Loss aversion relates to your pay raise because most people use their disposable income as the main reference point for earnings and because there is often a lag between when you are informed of a salary increase and when the increase will actually take effect. For example, Delta flight attendants were informed in November, 2016 of their 6% increase; however, that increase will only kick in April 1, 2017.
If you augment your savings too quickly – before your raise takes effect – you will have a short time period where your disposable income actually drops. This may lead to the feeling of loss aversion and cause you to go into your accounts manually and undo your initial decision.
By aligning your allocation changes to take effect only when your raise kicks in, you mitigate loss-aversion. Your disposable income actually never drops, which avoids the perception of a loss. Strategic timing, therefore, increases the likelihood that you won’t go into your accounts and make a change to undo the initial decisions you made.
Putting It All Together
Augmenting retirement contributions is one classic way to apply these three strategies to personal finance – pre-commitment, automation, timing. Richard Thaler and Shlomo Benartzi, two other behavioral economics’ heavyweights, proposed the creation of the “Save More Tomorrow” (nicknamed “SMarT”) program to help employees save more. They suggested giving employees the option to pre-commit to a gradual, automatic increase in their retirement savings rate, anytime they get a raise.
The results, tested with real 401(k) plan participants and not just in a lab, were staggering: 78% of participants who had refused to increase their retirement savings immediately by 3% were willing to commit to the increase if implemented automatically a year later.
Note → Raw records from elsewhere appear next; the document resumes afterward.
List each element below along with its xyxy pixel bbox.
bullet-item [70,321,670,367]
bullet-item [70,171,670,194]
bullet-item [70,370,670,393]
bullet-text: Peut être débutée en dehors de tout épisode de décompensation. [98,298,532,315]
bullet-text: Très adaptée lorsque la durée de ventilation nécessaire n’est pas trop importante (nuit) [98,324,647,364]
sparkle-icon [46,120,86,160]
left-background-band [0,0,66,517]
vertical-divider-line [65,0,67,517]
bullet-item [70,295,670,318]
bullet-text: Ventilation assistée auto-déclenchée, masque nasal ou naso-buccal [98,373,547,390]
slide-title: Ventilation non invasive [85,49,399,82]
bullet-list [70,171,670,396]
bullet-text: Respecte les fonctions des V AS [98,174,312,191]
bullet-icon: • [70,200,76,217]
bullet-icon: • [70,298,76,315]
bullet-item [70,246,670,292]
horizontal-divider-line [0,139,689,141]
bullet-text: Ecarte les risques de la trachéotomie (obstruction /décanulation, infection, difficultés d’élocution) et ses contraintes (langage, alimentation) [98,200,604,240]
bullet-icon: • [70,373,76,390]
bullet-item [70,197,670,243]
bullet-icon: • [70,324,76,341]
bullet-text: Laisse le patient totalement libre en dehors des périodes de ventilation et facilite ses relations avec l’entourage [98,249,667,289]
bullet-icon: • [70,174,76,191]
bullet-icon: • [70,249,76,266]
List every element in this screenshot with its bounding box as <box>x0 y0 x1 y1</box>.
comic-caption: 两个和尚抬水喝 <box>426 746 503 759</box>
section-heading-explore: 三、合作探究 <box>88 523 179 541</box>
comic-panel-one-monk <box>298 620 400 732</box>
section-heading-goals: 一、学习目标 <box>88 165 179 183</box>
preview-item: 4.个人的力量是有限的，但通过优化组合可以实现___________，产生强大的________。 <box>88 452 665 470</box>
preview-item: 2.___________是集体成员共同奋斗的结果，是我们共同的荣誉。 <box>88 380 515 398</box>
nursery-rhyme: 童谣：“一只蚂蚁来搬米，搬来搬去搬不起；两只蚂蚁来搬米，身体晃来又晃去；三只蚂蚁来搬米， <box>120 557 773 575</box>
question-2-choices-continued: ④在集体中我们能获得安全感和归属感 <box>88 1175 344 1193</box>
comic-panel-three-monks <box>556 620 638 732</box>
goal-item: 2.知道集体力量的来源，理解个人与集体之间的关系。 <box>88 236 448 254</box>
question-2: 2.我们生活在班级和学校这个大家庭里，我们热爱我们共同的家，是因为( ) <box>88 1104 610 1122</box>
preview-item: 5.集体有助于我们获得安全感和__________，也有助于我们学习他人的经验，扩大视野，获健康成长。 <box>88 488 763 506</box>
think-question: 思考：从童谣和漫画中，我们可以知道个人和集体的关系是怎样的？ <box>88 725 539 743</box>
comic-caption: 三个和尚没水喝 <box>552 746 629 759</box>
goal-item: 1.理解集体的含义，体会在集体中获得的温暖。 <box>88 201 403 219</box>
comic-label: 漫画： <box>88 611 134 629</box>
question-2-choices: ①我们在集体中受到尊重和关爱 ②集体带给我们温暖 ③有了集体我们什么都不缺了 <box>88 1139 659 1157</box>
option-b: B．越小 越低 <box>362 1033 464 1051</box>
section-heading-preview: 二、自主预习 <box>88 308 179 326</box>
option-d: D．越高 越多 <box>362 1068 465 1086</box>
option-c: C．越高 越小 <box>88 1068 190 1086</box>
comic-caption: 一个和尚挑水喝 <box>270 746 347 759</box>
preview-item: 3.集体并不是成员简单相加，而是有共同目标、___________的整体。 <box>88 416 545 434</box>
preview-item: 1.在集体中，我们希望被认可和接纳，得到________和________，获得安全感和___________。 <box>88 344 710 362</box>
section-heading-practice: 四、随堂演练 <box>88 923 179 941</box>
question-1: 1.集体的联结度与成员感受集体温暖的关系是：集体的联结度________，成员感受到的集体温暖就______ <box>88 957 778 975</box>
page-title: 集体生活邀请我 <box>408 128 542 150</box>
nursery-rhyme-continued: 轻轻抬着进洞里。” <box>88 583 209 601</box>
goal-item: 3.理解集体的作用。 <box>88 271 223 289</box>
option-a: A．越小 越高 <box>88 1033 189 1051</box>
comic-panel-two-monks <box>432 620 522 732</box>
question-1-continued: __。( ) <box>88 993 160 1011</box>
As Thaler and Benartzi note, “more important, the majority of these participants did not change their mind once the savings increases took place.”
After four years, those who followed SMarT boosted their savings rate from 3.5% to 13.6%, a higher amount and larger increase than other control groups.
SMarT provided strong evidence of the power of making decisions in advance, automating the process, and strategically timing the implementation. The same principles can and should be applied to non-retirement savings as well, such as building an emergency fund or saving for a child’s college fund.
Whenever I bring dessert home, the only way to ensure that some remains the next day is to hide and literally put it out of reach for my 5’2 fiancé. Similarly, you can use behavioral economic techniques to put your pay raise out of immediate reach and increase the chances of following through on your financial intentions.